As I drove past this imposing abandoned 1930s hotel last winter on a ski trip in Northern Italy, I was immediately taken in by the ominous sight: a huge green-shuttered hotel building in decay, with broken glass, boarded-up windows and missing roof tiles, dominating the skyline in the shadow of forboding snow-topped mountains. There was a certain The Shining meets Wes Anderson and The Grand Budapest Hotel feel to it all. My curiosity was peaked. I had to see more, know more. We stopped here one evening just before the sun set to investigate.

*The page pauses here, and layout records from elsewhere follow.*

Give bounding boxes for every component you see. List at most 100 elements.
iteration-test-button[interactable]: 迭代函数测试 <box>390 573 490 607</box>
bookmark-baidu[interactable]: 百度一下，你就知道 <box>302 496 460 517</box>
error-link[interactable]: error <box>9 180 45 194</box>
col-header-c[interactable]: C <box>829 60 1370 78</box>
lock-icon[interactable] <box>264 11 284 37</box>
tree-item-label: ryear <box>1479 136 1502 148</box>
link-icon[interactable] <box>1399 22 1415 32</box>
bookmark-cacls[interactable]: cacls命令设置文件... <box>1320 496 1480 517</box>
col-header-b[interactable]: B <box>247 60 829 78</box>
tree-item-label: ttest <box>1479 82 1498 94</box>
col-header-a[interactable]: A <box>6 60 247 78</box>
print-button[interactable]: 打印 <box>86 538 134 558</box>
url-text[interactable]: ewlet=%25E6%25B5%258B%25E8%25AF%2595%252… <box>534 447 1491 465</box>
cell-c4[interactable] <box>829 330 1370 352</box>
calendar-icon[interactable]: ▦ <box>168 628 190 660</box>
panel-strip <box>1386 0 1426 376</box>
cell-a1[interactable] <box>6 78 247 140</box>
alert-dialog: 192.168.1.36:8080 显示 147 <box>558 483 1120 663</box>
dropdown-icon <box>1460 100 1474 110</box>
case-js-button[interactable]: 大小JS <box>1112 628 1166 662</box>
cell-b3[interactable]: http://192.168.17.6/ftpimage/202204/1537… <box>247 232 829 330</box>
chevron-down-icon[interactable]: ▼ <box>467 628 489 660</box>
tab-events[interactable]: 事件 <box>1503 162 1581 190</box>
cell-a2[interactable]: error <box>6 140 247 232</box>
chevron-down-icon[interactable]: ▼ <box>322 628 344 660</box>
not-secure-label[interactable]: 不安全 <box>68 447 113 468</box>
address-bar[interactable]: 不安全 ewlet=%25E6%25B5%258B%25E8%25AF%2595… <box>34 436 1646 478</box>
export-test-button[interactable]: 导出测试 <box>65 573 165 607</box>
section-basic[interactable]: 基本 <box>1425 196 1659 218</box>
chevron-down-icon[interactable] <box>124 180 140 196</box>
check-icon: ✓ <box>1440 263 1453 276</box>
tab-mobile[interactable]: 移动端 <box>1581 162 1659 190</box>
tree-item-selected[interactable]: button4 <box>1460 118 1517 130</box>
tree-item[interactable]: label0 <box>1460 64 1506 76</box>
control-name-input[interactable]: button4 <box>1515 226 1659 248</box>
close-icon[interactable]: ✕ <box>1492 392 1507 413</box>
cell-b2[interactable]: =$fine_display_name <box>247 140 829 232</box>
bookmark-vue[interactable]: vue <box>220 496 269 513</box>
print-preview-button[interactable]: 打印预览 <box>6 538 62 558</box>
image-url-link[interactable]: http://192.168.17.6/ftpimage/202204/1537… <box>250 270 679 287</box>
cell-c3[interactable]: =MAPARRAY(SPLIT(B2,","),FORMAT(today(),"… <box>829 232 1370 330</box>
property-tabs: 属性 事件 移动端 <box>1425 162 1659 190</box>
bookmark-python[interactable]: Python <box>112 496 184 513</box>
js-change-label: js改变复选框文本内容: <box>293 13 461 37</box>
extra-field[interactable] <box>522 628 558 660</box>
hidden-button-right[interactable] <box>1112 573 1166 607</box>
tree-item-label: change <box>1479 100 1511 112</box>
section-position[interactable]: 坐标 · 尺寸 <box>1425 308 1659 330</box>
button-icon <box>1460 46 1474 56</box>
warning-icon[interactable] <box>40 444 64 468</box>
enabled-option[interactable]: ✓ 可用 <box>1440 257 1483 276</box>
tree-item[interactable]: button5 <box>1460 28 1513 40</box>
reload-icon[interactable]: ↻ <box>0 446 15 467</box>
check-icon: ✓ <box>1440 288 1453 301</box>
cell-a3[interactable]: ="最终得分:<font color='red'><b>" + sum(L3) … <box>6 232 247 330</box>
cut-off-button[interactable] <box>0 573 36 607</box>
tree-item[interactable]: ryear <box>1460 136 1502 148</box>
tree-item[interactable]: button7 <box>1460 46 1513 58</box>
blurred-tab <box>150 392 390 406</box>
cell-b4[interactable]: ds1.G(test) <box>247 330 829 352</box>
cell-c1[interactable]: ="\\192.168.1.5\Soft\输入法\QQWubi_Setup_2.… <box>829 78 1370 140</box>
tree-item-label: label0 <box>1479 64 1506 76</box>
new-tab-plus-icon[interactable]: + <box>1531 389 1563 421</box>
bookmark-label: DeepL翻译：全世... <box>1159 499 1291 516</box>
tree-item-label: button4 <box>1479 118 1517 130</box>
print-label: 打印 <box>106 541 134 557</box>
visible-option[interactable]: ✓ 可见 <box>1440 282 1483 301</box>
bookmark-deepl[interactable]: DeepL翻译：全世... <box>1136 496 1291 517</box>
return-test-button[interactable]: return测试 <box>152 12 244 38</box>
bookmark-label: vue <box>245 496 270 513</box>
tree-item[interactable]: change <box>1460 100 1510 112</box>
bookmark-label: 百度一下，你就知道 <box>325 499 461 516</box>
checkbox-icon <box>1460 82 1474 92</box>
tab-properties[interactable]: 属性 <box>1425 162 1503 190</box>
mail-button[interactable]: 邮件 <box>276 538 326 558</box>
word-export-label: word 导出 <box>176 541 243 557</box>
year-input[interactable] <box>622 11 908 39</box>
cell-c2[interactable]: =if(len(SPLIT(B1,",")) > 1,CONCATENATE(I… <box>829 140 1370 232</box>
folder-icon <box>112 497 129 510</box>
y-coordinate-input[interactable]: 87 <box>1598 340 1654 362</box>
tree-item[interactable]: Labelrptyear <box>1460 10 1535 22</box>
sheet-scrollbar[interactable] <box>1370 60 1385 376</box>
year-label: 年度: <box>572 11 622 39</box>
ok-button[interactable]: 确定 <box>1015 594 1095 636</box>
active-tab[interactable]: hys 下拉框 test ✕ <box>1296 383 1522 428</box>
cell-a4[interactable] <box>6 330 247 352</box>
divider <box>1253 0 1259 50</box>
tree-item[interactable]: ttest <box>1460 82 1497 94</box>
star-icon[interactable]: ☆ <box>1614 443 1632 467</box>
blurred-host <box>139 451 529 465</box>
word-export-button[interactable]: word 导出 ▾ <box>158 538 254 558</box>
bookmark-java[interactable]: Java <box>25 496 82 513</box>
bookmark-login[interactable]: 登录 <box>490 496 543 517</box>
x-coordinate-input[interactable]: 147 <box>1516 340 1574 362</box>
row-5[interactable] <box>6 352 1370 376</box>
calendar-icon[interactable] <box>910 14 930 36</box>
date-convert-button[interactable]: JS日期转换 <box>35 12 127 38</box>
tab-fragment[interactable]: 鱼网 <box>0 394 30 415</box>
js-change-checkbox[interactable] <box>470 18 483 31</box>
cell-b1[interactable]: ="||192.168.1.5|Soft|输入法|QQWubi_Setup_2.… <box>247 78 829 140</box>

I learned that in the early hours of the morning on the 1st of May, 2004, flames destroyed the newer part of the Hotel Buscathedy, trapping the hotel manager inside where he tragically died. He was the only casualty. I’d heard a few different versions of events as to how the fire started; some suggest the six-storey formerly-grand hotel had become too expensive to run and, after a dispute, the manager intentionally set fire to the annex. Others suggest it was accidental. In any case, the insurance was invalidated and the hotel, too expensive to repair, has sat empty, slowly falling into disrepair over the last 16 years. The hotel is for sale for five million euros.
Inside, the rooms are today still filled with furniture and memories. The kitchen on the ground floor contains boxes of christmas decorations, the palatial ballroom is stacked with cobwebbed chairs, the floor scattered with hotel check-in stationary, handwritten records, documents and old magazines, echos of a past life.